Rachel’s hair was pretty.
What’s wrong with these sentences? They’re vague! Choose your words wisely, means to choose concrete words (very specific words) over abstract. So:
Sarah was exhausted from cheerleading practice.
Mike ate an entire pizza and fell asleep watching Smallville.
Rachel’s hair fell in black waves over her shoulders and down her back.
Well. That might have fixed the abstract words, but there is still some telling in those previous examples. ‘Sarah was exhausted from cheerleading practice,’ tells us exactly that. It doesn’t show it.
Better example: Sarah tossed her duffle bag and pompoms onto the floor. She trudged across her room and fell onto the bed, muscles aching. She awoke at the sound of her mother’s voice…
In all of these forms of telling, the reader is jolted from the story and into the narrators lap. Fiction these days needs to keep the reader immersed in the story, like they are watching a movie in their heads. This is the trick, and it’s a lot of work. If you can learn to do this, you will greatly improve your writing.
Don’t worry about telling for the first draft! Just write that story. Once it’s complete, go back and edit out all the telling.
If you’re working on a final draft, here is a list of words that often could be cut (the sentences reworded) to tighten your work and clean up the ‘telling.’
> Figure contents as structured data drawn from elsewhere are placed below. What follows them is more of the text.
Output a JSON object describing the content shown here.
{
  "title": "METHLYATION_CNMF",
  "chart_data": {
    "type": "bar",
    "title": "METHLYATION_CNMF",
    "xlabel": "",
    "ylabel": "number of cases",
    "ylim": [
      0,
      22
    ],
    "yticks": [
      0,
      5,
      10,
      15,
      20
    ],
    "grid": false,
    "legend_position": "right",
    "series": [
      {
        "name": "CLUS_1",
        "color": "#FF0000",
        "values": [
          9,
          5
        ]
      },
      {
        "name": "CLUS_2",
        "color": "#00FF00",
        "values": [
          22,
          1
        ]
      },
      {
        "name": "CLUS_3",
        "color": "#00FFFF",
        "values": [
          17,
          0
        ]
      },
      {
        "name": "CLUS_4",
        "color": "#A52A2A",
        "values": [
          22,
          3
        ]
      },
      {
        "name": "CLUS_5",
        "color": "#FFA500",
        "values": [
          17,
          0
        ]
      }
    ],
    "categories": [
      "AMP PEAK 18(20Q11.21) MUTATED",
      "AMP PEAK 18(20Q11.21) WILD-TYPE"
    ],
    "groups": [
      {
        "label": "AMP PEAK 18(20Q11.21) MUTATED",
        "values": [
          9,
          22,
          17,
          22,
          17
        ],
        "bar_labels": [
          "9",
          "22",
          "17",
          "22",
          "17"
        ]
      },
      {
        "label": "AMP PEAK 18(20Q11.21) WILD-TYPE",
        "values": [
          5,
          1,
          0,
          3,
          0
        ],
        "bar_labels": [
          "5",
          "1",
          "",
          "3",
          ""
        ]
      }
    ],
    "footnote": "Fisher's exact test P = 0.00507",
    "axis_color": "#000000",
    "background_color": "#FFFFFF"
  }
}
is, are, was, were, there, it, am, be, being, been, became, there, just, has, have, had, that, little, so, very, every, poor, much, some, remember, thought, felt, saw, heard, smelled, tasted, noticed, actually, basically, surely, perhaps, as, anyway, quite, really, soon, truly, however, almost, entire, though, about, everyone, everything, any ‘ly’ word.